Java教程:9种常见的CMS GC问题详解(三)

开课吧开课吧锤锤2021-03-22 10:13

    Java编程语言是一种简单、面向对象、分布式、解释型、健壮安全、与系统无关、可移植、高性能、多线程和动态的语言。如今Java已经广泛应用于各个领域的编程开发。

Java

    3.GC问题判断

    在做GC问题排查和优化之前,我们需要先来明确下到底是不是GC直接导致的问题,或者应用代码导致的GC异常,最终出现问题。

    3.1判断GC有没有问题?

    3.1.1设定评价标准

    评判GC的两个核心指标:

    延迟(Latency):也可以理解为最大停顿时间,即垃圾收集过程中一次STW的最长时间,越短越好,一定程度上可以接受频次的增大,GC技术的主要发展方向。

    吞吐量(Throughput):应用系统的生命周期内,由于GC线程会占用Mutator当前可用的CPU时钟周期,吞吐量即为Mutator有效花费的时间占系统总运行时间的百分比,例如系统运行了100min,GC耗时1min,则系统吞吐量为99%,吞吐量优先的收集器可以接受较长的停顿。

    目前各大互联网公司的系统基本都更追求低延时,避免一次GC停顿的时间过长对用户体验造成损失,衡量指标需要结合一下应用服务的SLA,主要如下两点来判断:

Java

    简而言之,即为一次停顿的时间不超过应用服务的TP9999,GC的吞吐量不小于99.99%。举个例子,假设某个服务A的TP9999为80ms,平均GC停顿为30ms,那么该服务的最大停顿时间最好不要超过80ms,GC频次控制在5min以上一次。如果满足不了,那就需要调优或者通过更多资源来进行并联冗余。(大家可以先停下来,看看监控平台上面的gc.meantime分钟级别指标,如果超过了6ms那单机GC吞吐量就达不到4个9了。)

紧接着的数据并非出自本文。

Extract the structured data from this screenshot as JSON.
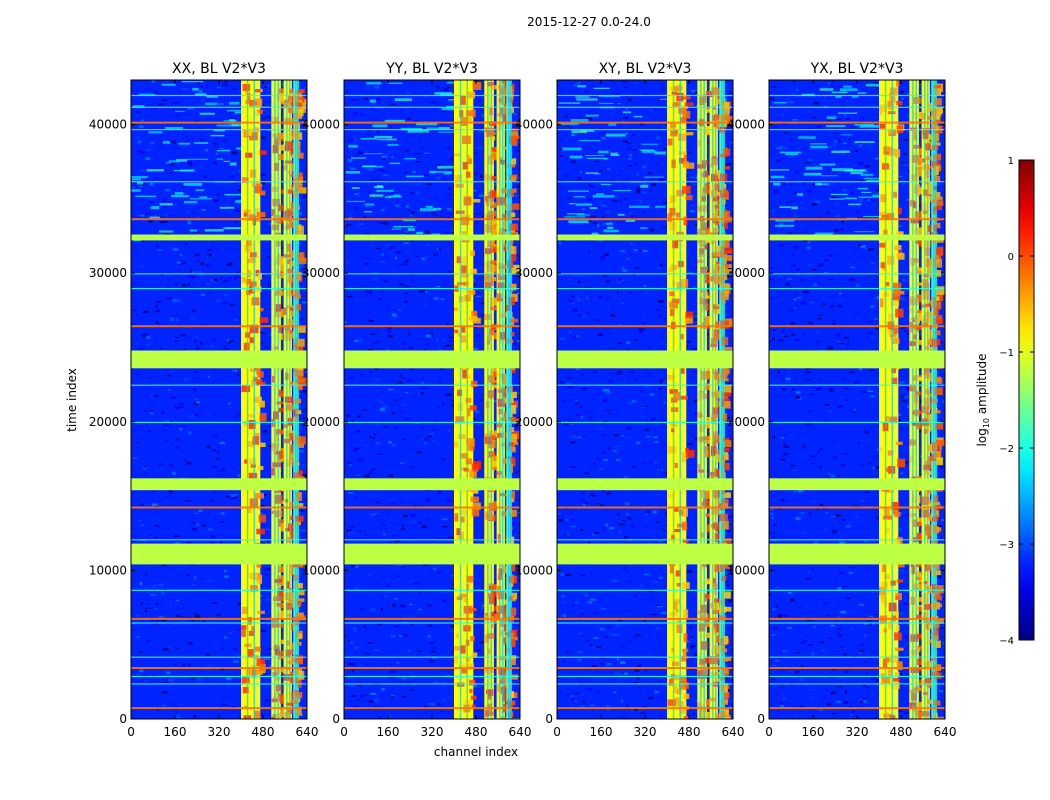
{
  "chart_data": {
    "type": "heatmap",
    "suptitle": "2015-12-27 0.0-24.0",
    "xlabel": "channel index",
    "ylabel": "time index",
    "xlim": [
      0,
      640
    ],
    "ylim": [
      0,
      43000
    ],
    "x_ticks": [
      0,
      160,
      320,
      480,
      640
    ],
    "y_ticks": [
      0,
      10000,
      20000,
      30000,
      40000
    ],
    "panels": [
      {
        "title": "XX, BL V2*V3",
        "pol": "XX"
      },
      {
        "title": "YY, BL V2*V3",
        "pol": "YY"
      },
      {
        "title": "XY, BL V2*V3",
        "pol": "XY"
      },
      {
        "title": "YX, BL V2*V3",
        "pol": "YX"
      }
    ],
    "colorbar": {
      "label": "log10 amplitude",
      "label_base": "log",
      "label_sub": "10",
      "label_rest": " amplitude",
      "range": [
        -4,
        1
      ],
      "ticks": [
        1,
        0,
        -1,
        -2,
        -3,
        -4
      ],
      "tick_labels": [
        "1",
        "0",
        "−1",
        "−2",
        "−3",
        "−4"
      ],
      "colormap": "jet"
    },
    "flagged_time_bands": [
      {
        "t0": 10400,
        "t1": 11800
      },
      {
        "t0": 15400,
        "t1": 16200
      },
      {
        "t0": 23600,
        "t1": 24800
      },
      {
        "t0": 32200,
        "t1": 32600
      }
    ],
    "bright_channel_bands": [
      {
        "c0": 400,
        "c1": 470
      },
      {
        "c0": 510,
        "c1": 545
      },
      {
        "c0": 555,
        "c1": 585
      },
      {
        "c0": 590,
        "c1": 610
      }
    ],
    "flag_value": -1.2,
    "background_value": -3.2,
    "bright_value": -0.9
  }
}
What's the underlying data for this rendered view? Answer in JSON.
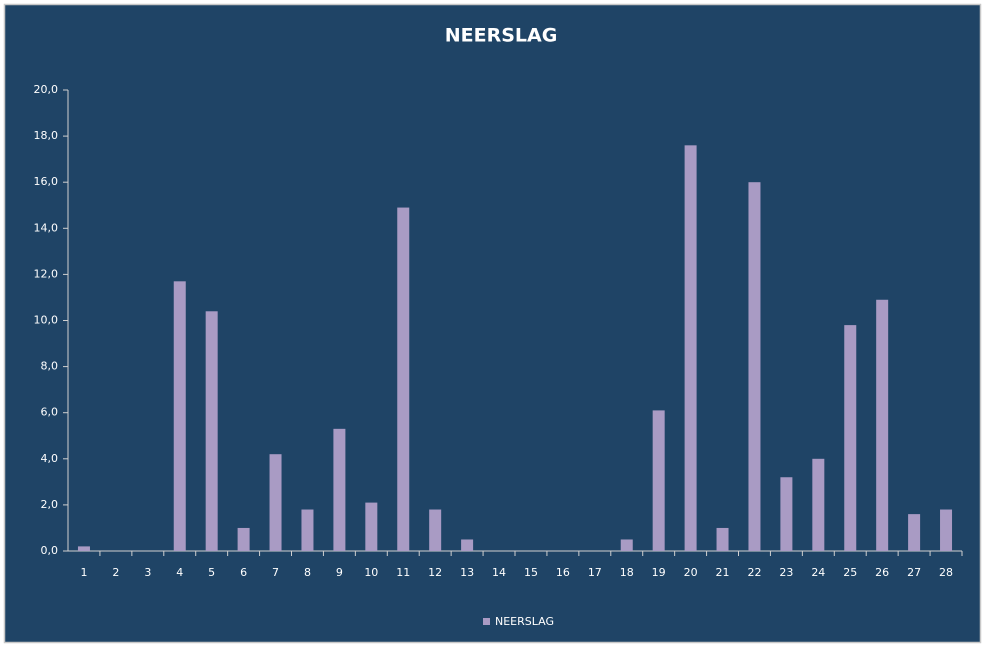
{
  "chart_data": {
    "type": "bar",
    "title": "NEERSLAG",
    "categories": [
      "1",
      "2",
      "3",
      "4",
      "5",
      "6",
      "7",
      "8",
      "9",
      "10",
      "11",
      "12",
      "13",
      "14",
      "15",
      "16",
      "17",
      "18",
      "19",
      "20",
      "21",
      "22",
      "23",
      "24",
      "25",
      "26",
      "27",
      "28"
    ],
    "series": [
      {
        "name": "NEERSLAG",
        "color": "#a99bc4",
        "values": [
          0.2,
          0,
          0,
          11.7,
          10.4,
          1.0,
          4.2,
          1.8,
          5.3,
          2.1,
          14.9,
          1.8,
          0.5,
          0,
          0,
          0,
          0,
          0.5,
          6.1,
          17.6,
          1.0,
          16.0,
          3.2,
          4.0,
          9.8,
          10.9,
          1.6,
          1.8
        ]
      }
    ],
    "ylim": [
      0,
      20
    ],
    "yticks": [
      {
        "value": 0,
        "label": "0,0"
      },
      {
        "value": 2,
        "label": "2,0"
      },
      {
        "value": 4,
        "label": "4,0"
      },
      {
        "value": 6,
        "label": "6,0"
      },
      {
        "value": 8,
        "label": "8,0"
      },
      {
        "value": 10,
        "label": "10,0"
      },
      {
        "value": 12,
        "label": "12,0"
      },
      {
        "value": 14,
        "label": "14,0"
      },
      {
        "value": 16,
        "label": "16,0"
      },
      {
        "value": 18,
        "label": "18,0"
      },
      {
        "value": 20,
        "label": "20,0"
      }
    ],
    "grid": false,
    "legend": "bottom"
  }
}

    备注:除了这两个指标之外还有Footprint(资源量大小测量)、反应速度等指标,互联网这种实时系统追求低延迟,而很多嵌入式系统则追求Footprint。

    3.1.2读懂GCCause

    拿到GC日志,我们就可以简单分析GC情况了,通过一些工具,我们可以比较直观地看到Cause的分布情况,如下图就是使用gceasy绘制的图表:

Java

    如上图所示,我们很清晰的就能知道是什么原因引起的GC,以及每次的时间花费情况,但是要分析GC的问题,先要读懂GCCause,即JVM什么样的条件下选择进行GC操作,具体Cause的分类可以看一下Hotspot源码:src/share/vm/gc/shared/gcCause.hpp和src/share/vm/gc/shared/gcCause.cpp中。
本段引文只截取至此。